What does tar mean, or zip, gzip, unzip, rsync, scp.
Do you care? tar is now a verb and a noun in its own right. If you know what it is and what it does, you know what it means.
When you type pwd you mean please do what pwd does.
Given 'pwd -P' may very well print out a different but equally usable path then it brings to my mind the need for two separate commands:
rwd "relative working directory" (no sym link resolution)
awd "absolute working directory" (sym link resolution)
Also, "pwd -A" where A means ABSOLUTE is easier to remember than "-P" for physical. I never hear anyone talk about physical directories. When people are talking about resolving sym links they talk about absolute versus relative paths. Seems like a good historical research topic to understand why the canonical usage is "physical" that no one uses versus relative/absolute paths that are actually used.
Pathname actually makes a lot more sense when you really think about it.
A print working directory command might be expected to give all sorts of details about the dir path, permissions, access/modify/change dates, contents.
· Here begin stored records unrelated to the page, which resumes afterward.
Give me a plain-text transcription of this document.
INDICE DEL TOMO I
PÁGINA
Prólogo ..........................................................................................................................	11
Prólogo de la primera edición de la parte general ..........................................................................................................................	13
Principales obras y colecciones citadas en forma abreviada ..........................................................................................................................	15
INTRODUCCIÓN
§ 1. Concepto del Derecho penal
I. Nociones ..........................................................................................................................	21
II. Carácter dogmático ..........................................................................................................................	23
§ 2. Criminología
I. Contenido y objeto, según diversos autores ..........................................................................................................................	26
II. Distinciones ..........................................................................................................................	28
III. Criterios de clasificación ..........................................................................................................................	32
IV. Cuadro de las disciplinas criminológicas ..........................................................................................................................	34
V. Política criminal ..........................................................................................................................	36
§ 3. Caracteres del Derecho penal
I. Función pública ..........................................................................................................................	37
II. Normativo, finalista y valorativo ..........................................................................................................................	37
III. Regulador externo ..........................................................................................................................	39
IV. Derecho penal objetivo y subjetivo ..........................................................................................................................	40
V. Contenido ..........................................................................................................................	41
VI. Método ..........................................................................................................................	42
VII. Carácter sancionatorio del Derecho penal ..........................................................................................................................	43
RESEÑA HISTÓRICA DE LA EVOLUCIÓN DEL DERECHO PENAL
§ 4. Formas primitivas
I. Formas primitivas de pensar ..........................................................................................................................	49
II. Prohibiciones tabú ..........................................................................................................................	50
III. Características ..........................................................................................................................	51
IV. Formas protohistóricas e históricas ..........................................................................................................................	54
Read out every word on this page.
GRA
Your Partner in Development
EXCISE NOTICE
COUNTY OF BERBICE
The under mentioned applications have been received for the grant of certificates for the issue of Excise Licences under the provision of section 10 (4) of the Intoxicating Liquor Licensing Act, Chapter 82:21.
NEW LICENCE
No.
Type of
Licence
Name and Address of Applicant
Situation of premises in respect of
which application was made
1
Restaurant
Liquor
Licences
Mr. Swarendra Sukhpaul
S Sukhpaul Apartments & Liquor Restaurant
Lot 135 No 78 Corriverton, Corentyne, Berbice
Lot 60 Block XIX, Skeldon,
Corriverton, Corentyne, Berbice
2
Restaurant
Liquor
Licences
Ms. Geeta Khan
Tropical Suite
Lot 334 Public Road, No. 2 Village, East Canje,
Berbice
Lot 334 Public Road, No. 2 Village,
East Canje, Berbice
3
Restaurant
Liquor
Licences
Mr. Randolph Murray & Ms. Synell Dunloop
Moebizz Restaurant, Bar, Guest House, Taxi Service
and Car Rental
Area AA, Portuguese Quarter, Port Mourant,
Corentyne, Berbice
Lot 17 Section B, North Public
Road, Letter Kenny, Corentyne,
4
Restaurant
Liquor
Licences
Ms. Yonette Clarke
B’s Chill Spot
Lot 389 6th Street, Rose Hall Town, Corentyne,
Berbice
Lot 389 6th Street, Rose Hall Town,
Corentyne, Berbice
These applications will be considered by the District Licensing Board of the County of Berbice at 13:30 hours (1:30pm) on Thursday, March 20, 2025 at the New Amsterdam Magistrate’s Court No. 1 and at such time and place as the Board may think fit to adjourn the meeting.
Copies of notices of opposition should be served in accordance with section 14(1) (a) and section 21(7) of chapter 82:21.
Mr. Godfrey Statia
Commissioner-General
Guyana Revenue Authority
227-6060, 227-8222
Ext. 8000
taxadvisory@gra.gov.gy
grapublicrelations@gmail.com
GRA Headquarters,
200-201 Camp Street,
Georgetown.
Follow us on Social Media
If I had to guess I think I might expect it to list the contents, like ls -1 does.
Pathname working directory you would pretty much only ever expect to do exactly what PWD does.
I have always thought of it as "print working directory" but I used the Multics command before I ever used Unix so I brought a bunch of Multics preconceptions with me.
We are arguing about BS because author of the PWD have never dreamed it will be used for anything other then literally "print" on paper.
We are suggesting it was very intellectual choice and thus we should stick to this BS forever, just because 'guru' was using paper instead of display and didn't think about the future.
'Pathname' is the ONLY thing that makes sense and useful.
And you can call it as you wish btw, it doesn't matter.
I was looking that up and found that in UNIX v6 source code, the field name in kernel source code is u_cdir, which stands for "current directory of (user) process":
(P)athname of (W)orking (D)rectory is the ONLY meaningful abbreviation.
It simply cannot be just Print Working Directory
because there are many meaning of this. What to print about current directory exactly? The same goes for present or whatever ..
Manual states it precisely too about PATHNAME. Many commands print things, most of them do this ,
but we do not have pfind pgrep pls pcat etc ...
I got the totally opposite take away from the article. It should be “pathname of working directory” but the Multics history pretty clearly points at “print working directory.”
Some commands become embedded so deep in your muscle memory that you’re going to bring them along with you, even if it occurs to you that the name doesn’t make much sense in the present working environment.
We are arguing about BS because author have never dreamed it will be used for anything other then literally "print" on paper.
We are suggesting it was very intellectual choice and thus we should stick to this BS forever, just because 'guru' was using paper instead of display and didn't think about the future.
find, globally search regex and print, list, concatenate, change directory, make directory etc. are all commands. They all have some kind of imperative verb in there, so "print" fits that pattern.
If I am not mistaken command sends to stdout which can be anything, so print doesn't fit there at all, while pathname still does. Print is used in a sence of some output, like all commands do. Functionality though is difined by WHAT it actually sends to the output, just as with other commands.
It happens that the p in pwd actually does historically mean print from multics, but honestly I just do not care about that, let the p mean whatever you want. My inner monologue will always be "present working directory" even though I think that option is totally silly, my brain is stuck with it now.
I just thought I was offering an interesting fact about where "grep" comes from.